In practice, it's a good idea to add as much margin as possible to cell utilization when determining a pseudoblock floorplan size. This extra margin reserves routing resources for potential crossover global nets in the top-level design optimization, reducing the risk of routing congestion in the pseudoblock in the top-level optimization. It's also a good idea to add enough timing margin to pseudoblock I/O time constraints. This will absorb possible path-delay variations caused by crosstalk effects from cross-pseudoblock routings and global-path timing variations introduced in the top-level design optimization.
Following these margin recommendations may prevent violations in the pseudoblocks after the first-pass top-level optimization. In that case, the second-pass optimization isn't necessary.

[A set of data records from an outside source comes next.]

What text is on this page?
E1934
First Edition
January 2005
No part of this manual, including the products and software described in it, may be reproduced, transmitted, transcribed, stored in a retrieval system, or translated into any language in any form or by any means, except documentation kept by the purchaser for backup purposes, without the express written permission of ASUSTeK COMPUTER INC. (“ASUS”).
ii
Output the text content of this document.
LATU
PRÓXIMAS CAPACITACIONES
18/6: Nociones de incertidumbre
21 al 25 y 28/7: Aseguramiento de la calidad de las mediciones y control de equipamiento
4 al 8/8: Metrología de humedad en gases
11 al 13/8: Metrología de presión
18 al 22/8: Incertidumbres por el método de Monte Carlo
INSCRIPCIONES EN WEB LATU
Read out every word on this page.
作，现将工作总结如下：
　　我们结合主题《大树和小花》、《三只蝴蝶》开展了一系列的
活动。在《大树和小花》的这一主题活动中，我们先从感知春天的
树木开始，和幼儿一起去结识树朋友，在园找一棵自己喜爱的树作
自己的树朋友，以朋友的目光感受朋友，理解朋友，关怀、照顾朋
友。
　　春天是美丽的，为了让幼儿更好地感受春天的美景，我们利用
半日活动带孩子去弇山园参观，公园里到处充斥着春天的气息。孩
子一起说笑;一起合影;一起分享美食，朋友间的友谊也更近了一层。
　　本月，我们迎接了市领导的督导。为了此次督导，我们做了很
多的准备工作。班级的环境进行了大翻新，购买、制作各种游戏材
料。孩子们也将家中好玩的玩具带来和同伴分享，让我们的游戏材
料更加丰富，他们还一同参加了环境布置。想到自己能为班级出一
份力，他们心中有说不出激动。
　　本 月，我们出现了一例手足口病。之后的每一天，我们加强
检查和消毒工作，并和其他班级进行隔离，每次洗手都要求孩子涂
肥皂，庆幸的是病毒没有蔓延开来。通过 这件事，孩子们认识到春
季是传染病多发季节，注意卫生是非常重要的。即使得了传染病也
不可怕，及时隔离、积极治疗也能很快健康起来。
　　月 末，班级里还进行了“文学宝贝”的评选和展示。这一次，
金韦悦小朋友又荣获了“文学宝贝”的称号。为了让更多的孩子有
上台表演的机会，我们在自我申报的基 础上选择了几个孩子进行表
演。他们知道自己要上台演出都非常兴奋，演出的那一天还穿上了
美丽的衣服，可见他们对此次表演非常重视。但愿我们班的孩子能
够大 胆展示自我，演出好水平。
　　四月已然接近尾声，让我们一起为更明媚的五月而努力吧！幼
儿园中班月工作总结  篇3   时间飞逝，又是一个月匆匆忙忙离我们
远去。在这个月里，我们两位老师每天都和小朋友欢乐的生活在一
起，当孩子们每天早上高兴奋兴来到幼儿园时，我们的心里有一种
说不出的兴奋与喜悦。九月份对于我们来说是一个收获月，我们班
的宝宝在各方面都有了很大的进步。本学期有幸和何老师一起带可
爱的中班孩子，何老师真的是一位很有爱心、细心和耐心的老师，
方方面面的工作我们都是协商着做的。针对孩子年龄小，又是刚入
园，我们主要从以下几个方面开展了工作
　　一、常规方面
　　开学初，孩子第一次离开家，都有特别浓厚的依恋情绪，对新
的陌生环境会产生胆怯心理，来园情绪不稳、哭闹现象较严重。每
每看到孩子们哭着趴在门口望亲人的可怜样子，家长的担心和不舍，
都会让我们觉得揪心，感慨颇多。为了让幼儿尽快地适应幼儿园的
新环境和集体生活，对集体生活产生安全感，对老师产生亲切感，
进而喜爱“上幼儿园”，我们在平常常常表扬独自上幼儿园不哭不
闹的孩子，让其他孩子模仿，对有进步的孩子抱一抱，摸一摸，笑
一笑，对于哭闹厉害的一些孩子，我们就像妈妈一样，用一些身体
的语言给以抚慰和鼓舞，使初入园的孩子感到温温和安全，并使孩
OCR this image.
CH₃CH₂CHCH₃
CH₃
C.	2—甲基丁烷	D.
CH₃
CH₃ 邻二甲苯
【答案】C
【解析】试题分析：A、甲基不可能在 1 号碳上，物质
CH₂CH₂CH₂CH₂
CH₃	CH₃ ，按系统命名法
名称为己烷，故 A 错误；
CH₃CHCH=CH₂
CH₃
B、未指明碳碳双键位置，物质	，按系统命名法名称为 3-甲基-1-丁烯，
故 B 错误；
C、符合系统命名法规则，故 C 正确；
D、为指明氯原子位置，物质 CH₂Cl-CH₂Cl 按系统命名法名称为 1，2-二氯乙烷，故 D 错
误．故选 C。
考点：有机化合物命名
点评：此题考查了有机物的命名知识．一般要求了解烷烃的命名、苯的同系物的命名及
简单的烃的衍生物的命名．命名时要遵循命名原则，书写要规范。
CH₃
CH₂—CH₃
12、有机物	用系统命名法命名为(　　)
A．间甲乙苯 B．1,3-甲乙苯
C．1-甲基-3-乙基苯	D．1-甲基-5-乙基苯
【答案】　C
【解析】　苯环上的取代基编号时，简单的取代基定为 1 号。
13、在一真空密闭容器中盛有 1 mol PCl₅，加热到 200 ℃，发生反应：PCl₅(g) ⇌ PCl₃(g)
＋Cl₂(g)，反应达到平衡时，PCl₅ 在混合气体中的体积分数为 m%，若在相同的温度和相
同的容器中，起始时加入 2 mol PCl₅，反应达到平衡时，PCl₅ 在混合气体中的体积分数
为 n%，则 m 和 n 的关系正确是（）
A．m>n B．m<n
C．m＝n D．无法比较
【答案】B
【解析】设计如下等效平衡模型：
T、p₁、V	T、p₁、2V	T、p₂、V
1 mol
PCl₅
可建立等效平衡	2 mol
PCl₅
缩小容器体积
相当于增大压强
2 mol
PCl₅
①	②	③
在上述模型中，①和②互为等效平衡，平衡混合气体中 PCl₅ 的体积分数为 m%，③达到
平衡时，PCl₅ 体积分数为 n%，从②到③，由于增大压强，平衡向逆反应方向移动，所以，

A DSP Example The hybrid hierarchical flow was developed for a 1.5-million-gate DSP subsystem. Before applying the hybrid flow to the design, the design team placed and routed the design. Here, large and numerous timing and design-rule violations were discovered.At this point, the hybrid hierarchical flow was applied to the design. We partitioned the design into 24 blocks, seven pseudoblocks, and 11 glue-logic blocks. After optimizing the blocks and pseudoblocks individually and in parallel, we integrated the blocks and pseudoblocks into the design and checked post-layout timing with a sign-off static timing analysis flow using our PrimeTime tool.
The results were much better than the initial placement results. The worst setup-time violation dropped from -14.8 ns to -0.58 ns, and the worst capacitance violation decreased from -3516 to -200 library capacitance units. (To speed up calculations, capacitance in a cell library is defined by integer multiples of a capacitance unit, instead of floating point numbers, in our Design Compiler.)
We then optimized the integrated design by the hybrid hierarchical top-level optimization method, reducing the worst setup-time violation to -0.4 ns and total setup time violation to -1.7 ns from -15.56 ns. Design-rule violations also were fixed. The worst capacitance violation was reduced further to -44 library capacitance units, and total capacitance violations dropped from -173,343 to -627 library capacitance units.
The team fixed the remaining minor violations via post-layout ECO along with functional ECO fixes. The DSP subsystem is now embedded in a number of wireless application chips.